Policymakers must provide unambiguous and unwavering regulations that safeguard consumers and drive innovation. This entails launching comprehensive education and awareness campaigns to enlighten users about DeFi's advantages and pitfalls. Given DeFi's intricate nature, it is imperative to balance regulatory supervision and minimal interference to promote innovation.

4. Addressing Challenges and Risks

Acknowledging the distinct challenges and risks associated with DeFi, including the potential for hacking, transaction processing delays, and the alarming risk of fraud and abuse, is absolutely critical. Regulators and policymakers need to consider these factors and develop regulations that are not only effective but also promote innovation. We must balance regulation and innovation to ensure the continued success and safety of the DeFi industry.
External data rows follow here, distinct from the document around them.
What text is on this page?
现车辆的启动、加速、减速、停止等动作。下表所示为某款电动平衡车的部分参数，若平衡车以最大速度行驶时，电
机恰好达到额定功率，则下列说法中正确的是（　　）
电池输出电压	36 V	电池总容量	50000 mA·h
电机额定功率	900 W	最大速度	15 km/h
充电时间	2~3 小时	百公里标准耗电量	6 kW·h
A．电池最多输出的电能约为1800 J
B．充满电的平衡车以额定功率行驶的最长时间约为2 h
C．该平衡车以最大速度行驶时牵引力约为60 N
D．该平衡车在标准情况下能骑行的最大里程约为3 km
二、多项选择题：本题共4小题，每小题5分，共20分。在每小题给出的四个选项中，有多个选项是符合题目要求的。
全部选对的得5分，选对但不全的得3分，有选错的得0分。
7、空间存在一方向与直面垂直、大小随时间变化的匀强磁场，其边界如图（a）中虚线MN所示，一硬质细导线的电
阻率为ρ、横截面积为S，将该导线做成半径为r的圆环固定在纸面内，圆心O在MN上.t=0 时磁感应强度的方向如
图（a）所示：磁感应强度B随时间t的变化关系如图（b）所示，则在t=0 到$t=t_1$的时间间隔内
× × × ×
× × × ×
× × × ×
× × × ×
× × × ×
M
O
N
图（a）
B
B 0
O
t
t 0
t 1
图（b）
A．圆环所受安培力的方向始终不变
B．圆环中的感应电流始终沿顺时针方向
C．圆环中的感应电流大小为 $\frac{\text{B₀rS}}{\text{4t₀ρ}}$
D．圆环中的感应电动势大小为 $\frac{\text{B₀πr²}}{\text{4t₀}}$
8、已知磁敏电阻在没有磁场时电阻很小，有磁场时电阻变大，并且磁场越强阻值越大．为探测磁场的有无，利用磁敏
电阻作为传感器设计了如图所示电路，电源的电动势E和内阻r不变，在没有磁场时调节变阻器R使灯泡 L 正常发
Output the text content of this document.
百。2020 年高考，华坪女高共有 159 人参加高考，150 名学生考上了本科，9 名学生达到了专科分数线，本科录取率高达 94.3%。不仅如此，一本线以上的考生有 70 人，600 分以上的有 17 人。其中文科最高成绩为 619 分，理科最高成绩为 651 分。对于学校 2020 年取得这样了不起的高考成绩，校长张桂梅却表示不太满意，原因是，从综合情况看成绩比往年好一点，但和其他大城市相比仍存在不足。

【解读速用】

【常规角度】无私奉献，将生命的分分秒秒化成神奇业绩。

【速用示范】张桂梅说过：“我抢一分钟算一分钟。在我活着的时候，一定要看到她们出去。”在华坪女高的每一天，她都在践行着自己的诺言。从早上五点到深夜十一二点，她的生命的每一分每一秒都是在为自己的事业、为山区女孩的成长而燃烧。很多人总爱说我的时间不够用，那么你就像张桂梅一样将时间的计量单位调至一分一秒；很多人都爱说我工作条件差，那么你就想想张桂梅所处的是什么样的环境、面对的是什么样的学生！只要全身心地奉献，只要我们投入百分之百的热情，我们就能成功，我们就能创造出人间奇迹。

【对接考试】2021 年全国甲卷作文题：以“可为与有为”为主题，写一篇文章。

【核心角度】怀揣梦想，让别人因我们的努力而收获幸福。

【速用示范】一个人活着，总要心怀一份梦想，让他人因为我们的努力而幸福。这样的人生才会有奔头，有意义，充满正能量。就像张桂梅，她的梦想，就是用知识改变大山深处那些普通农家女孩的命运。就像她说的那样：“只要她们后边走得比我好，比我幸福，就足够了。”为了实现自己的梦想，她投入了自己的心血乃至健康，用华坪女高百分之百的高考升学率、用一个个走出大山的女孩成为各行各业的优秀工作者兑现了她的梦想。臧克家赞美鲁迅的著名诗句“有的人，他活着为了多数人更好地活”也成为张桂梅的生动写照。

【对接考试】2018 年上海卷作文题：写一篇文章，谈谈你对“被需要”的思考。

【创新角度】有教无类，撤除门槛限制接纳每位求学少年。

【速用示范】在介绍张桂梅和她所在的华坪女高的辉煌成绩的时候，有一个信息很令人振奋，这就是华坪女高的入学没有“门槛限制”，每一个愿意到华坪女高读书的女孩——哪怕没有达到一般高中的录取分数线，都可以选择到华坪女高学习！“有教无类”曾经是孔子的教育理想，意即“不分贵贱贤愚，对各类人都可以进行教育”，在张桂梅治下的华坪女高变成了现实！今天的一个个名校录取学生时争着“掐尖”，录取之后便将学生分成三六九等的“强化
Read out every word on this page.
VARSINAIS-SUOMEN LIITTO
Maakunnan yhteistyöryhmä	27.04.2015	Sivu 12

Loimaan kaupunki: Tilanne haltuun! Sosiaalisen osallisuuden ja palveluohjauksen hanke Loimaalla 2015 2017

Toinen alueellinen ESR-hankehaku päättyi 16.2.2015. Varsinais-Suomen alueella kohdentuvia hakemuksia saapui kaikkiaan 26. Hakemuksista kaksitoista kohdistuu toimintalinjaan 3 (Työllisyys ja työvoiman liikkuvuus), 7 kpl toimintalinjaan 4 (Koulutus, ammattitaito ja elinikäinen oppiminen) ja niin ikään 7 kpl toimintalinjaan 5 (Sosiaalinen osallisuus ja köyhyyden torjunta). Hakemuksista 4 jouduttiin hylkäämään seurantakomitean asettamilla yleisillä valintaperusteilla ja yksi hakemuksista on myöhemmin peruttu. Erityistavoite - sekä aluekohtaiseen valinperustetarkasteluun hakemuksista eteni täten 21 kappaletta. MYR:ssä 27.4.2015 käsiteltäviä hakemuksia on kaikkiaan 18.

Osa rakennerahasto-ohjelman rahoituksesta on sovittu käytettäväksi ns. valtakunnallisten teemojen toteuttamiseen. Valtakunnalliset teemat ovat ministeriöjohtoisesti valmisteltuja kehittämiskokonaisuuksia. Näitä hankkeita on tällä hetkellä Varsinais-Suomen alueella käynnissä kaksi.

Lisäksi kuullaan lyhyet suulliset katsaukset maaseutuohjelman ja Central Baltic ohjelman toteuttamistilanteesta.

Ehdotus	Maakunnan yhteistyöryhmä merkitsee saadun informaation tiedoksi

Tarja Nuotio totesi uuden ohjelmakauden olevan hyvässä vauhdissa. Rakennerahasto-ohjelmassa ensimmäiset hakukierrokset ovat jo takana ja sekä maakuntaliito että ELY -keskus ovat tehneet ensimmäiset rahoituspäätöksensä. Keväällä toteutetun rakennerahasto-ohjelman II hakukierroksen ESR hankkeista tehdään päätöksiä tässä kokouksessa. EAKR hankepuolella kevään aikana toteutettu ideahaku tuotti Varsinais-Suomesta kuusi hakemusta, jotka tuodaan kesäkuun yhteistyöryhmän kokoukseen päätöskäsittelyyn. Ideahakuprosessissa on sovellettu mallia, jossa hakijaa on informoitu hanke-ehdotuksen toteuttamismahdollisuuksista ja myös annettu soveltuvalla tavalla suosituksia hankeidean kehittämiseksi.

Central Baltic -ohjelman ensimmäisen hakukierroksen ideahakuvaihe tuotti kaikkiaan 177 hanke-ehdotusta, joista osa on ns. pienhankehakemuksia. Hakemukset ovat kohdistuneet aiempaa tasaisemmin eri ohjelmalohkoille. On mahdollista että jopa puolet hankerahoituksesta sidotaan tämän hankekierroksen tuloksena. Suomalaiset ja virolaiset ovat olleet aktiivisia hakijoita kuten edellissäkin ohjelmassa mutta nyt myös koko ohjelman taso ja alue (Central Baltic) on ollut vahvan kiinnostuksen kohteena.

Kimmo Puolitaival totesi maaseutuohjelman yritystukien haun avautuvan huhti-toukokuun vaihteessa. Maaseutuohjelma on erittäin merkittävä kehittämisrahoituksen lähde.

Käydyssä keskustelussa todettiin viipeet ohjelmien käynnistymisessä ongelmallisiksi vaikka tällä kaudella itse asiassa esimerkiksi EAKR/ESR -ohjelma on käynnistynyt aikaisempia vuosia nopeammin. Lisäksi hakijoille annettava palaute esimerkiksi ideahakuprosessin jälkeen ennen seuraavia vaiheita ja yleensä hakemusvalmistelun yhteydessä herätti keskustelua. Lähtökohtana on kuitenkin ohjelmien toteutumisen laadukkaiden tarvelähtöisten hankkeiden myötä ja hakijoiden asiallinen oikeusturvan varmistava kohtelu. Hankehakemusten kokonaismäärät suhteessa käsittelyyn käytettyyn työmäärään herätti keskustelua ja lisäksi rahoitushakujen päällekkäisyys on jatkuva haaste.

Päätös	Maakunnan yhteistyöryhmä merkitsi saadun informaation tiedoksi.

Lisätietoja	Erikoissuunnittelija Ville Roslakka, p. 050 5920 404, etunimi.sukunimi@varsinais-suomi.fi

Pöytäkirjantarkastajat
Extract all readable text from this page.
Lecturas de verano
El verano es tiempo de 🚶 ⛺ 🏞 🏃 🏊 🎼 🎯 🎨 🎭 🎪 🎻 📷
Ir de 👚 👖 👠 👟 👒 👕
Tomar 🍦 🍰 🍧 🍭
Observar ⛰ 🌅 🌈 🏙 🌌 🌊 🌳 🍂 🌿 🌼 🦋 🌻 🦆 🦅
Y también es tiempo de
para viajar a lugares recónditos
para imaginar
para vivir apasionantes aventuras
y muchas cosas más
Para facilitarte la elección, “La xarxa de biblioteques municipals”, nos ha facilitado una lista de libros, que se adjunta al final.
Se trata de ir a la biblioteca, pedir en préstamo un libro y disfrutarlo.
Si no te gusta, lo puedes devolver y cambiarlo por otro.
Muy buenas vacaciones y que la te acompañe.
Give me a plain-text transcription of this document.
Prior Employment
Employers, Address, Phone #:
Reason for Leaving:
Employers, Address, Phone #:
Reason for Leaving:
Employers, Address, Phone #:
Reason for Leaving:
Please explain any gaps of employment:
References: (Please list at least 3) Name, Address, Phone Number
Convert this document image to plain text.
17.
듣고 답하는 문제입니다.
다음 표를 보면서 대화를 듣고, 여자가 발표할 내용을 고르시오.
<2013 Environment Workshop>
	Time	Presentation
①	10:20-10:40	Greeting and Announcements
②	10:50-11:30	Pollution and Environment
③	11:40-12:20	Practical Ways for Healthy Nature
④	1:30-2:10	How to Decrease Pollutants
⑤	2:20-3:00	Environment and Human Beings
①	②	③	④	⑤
5. Balancing Innovation and Consumer Protection:

As the DeFi space expands, regulators must prioritize striking a balance between supporting financial innovation and safeguarding consumers, combating illegal activities, and maintaining financial stability. To address DeFi's trend toward disintermediation and promote a more open, interoperable, and competitive financial infrastructure, policymakers and legal experts must devise more innovative and effective strategies.

Looking ahead

Immediate steps must be taken in AML/CFT and cybersecurity, but regulators and the industry must also gain a broader understanding of the ecosystem to develop more robust regulatory frameworks. With blockchain technology's inherent transparency, on-chain data can provide valuable insights into the most popular assets and DeFi platforms, the activity of various types of users, the risk concentration within DeFi, and more.

For instance, when we compare the net inflow activity of DEXs and DeFi with CExs and other services over the past year (January 1st, 2023 – December 31st, 2023), we see that the DEX and DeFi category received the most value consistently, with a distinct peak of inflows in February and March. This translates to about $26.33 billion of net inflows compared to $15.28 billion for the next closest category, minting and burning. Moreover, many DeFi inflows come from centralized exchanges, indicating that people often use them to fund their DeFi activities. Ethereum dominates the DeFi sector, accounting for approximately 81% of net inflows during the period. Further analysis could reveal the top counterparties that control these inflows down to the specific transaction level.

Although regulating DeFi is a complex and evolving challenge, we must focus on practical, collaborative measures to achieve shared goals despite ongoing debates between regulators and industry players. Relying solely on regulation for decentralized systems will not suffice. To be effective, market-led initiatives and norms must be established to make the market safer for consumers.